Restare incinta in estate, ecco perché è più facile

Roberta Raviolo A cura di Roberta Raviolo Pubblicato il 09/08/2021 Aggiornato il 09/08/2021

Nella bella stagione l’umore è migliore, la fertilità femminile aumenta e gli spermatozoi sono più attivi. Inoltre le vacanze regalano un po' più di tempo per la coppia… È quindi più facile restare incinta in estate

Restare incinta in estate, ecco perché è più facile

Voglia di avere un bambino? È il momento giusto per provarci, per molte ragioni. Non solo si è più rilassati e si ha più tempo e voglia per fare l’amore, ma ci sono anche ragioni legate alla luce solare, al clima e all’alimentazione. Scopriamo perché è quindi più facile restare incinta in estate.

Meno stress, più amore

Nei mesi invernali è bello ritrovarsi con il partner sotto le coperte, ma non sempre i tentativi vanno a buon fine. La tensione continua dovuta agli impegni quotidiani, l’ansia sul lavoro, il pensiero di doversi alzare presto al mattino inducono, infatti, un aumento di adrenalina e cortisolo, ormoni dello stress. Questi aiutano l’organismo a tenere duro nelle situazioni impegnative, ma possono ridurre la fertilità, soprattutto femminile. Interferiscono, infatti, con l’attività dell’ipotalamo e dell’ipofisi, che a loro volta possono interferire con la produzione degli ormoni sessuali. In estate, soprattutto se si è in vacanza, i ritmi si allentano, il lavoro viene messo da parte e lo stress cala, quindi le possibilità di restare incinta in estate aumentano.

Più ovociti grazie al sole

Nella bella stagione la fertilità femminile aumenta anche grazie alla luce solare intensa e abbondante. Il sole, infatti, favorisce la sintesi della vitamina D, una sostanza nota soprattutto per la sua capacità di favorire l’assorbimento del calcio. La vitamina D in realtà sembrerebbe favorire le capacità riproduttive della donna.
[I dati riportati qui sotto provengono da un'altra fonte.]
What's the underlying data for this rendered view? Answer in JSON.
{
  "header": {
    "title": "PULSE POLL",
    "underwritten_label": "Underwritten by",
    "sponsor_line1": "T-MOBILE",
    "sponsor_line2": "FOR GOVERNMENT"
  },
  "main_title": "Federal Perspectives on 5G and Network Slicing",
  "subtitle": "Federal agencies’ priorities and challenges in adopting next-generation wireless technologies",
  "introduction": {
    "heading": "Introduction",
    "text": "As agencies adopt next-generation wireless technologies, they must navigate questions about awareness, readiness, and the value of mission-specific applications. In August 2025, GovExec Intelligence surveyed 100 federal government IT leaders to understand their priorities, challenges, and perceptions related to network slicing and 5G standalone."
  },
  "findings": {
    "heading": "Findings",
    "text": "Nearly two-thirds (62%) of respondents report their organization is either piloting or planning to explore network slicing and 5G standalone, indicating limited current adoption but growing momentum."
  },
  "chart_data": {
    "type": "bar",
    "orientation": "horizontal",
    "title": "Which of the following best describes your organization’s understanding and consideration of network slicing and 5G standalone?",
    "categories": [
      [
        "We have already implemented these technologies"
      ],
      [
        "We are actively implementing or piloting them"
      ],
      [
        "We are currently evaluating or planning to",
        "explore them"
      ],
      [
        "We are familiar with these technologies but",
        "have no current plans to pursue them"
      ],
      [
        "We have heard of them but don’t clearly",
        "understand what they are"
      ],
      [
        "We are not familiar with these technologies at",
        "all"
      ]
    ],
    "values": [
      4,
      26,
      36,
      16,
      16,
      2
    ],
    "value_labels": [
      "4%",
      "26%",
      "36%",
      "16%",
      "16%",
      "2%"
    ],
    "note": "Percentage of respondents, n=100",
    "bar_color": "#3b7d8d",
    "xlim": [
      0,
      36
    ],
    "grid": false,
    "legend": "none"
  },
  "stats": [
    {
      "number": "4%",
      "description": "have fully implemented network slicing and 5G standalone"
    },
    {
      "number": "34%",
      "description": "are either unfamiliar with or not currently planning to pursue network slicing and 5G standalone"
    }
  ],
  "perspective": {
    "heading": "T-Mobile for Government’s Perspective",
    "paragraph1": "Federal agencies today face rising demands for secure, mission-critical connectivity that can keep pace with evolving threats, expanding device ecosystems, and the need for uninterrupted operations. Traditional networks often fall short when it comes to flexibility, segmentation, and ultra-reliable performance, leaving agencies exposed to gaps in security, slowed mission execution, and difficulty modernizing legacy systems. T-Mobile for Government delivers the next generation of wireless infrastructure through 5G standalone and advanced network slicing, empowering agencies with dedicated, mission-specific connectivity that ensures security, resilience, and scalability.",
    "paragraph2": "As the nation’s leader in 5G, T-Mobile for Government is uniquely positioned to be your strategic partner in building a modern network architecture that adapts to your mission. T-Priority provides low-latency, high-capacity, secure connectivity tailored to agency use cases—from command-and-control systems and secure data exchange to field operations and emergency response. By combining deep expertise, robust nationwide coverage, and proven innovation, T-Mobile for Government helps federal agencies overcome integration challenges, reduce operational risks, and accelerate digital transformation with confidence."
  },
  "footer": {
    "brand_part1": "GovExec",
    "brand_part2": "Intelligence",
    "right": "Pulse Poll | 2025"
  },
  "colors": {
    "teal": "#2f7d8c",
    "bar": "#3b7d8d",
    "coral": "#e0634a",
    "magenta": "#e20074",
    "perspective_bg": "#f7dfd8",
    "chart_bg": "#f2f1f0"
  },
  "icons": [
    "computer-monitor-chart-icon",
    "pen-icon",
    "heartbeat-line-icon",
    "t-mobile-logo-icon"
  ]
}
Un articolo della rivista Journal of Clinical Endocrinology & Metabolism sostiene che scarsi livelli di vitamina D sono correlati a una minore riserva ovarica.
Esporsi al sole durante il giorno, in spiaggia con una valida protezione solare, ma anche passeggiando in montagna, in campagna e in città assicura un’adeguata dose quotidiana di questa preziosa sostanza. Anche l’alimentazione tipica dell’estate gioca un ruolo importante se si pensa a un bambino. Infatti, il pesce aumenta la produzione di ovociti grazie alle proteine nobili e ai grassi omega 3, mentre nella frutta estiva come pesche, ciliegie, albicocche, melone ci sono antiossidanti e vitamine che mantengono giovane l’apparato riproduttore, contrastando le infiammazioni.

Anche l’uomo è più attivo

Restare incinta in estate è più facile perché anche le capacità riproduttive del maschio aumentano. La produzione degli spermatozoi, infatti, non è costante in tutte le stagioni, ma è più alta in estate, come sostiene una ricerca uscita su Chronobiology International. Anche in questo caso, secondo gli esperti il merito è del sole che aumenta la vitamina D, la quale rende gli spermatozoi più numerosi e attivi. Nel caso dell’uomo, altri fattori che aiutano la fertilità sono il fatto di praticare più movimento, di nutrirsi meglio e, in generale, di seguire uno stile di vita più sano.

 

 

 
 
 

Da sapere!

La vitamina D nei mesi freddi non riesce a essere sintetizzata con l’esposizione al sole. È quindi importante consumare gli alimenti che ne sono ricchi: pesce grasso come salmone, uova, latte e derivati.